Today I was searching for specific news on a very specific topic, based on one web page I’d found. I was having difficulty getting results because they seemed to rely on combinations of words that I just couldn’t nail down. Each combination just wasn’t returning the right hits. Clearly Google’s referral system couldn’t hack it, for some reason.

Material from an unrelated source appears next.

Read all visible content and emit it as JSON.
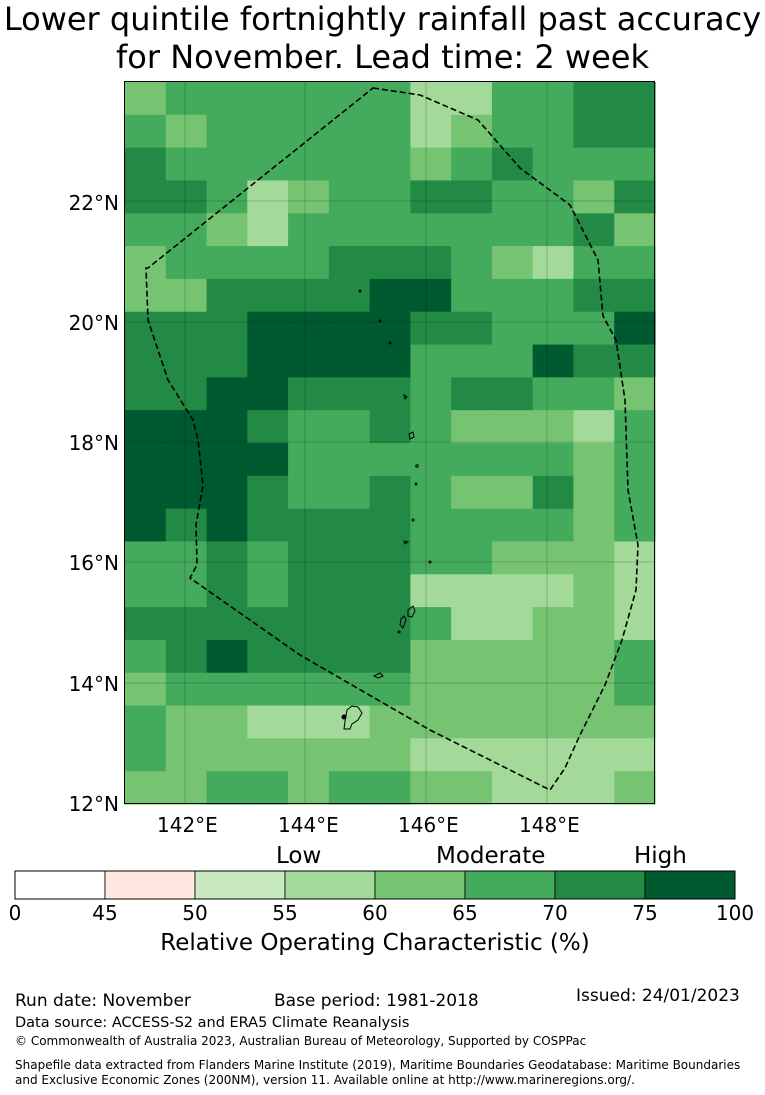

I thought to myself, “If only I could just say to Google ‘Look Google, I’m interested in this page. Now go away and find stuff related to it for me, why don’t you.'” And then I realised, wouldn’t that be an amazing feature? If somehow a search engine could scan a page, or set of pages, work out the semantic threads in it, and then do the same for other pages and cross-reference? I don’t think we’re talking meta-text here. We’re talking context.
Perhaps this will be a step closer when vertical search engines take off – I mean, really take off, so that they supplant Wikipedia as the first Google hit for the term. I don’t consider the current candidates any ‘smarter’ than their horizontal cousins: for example researchindex.com seems more a portal (with annoying pop-under ads and a home-page set feature – despite my link you’re better off not going there), and Jumbo doesn’t seem to know anything about Eniac.
If anyone does invent this, don’t forget, it was my idea first. It’s not a search engine either. It’s a semantic motor – smarter and faster. And it’s got to be called CON_text. Trademark.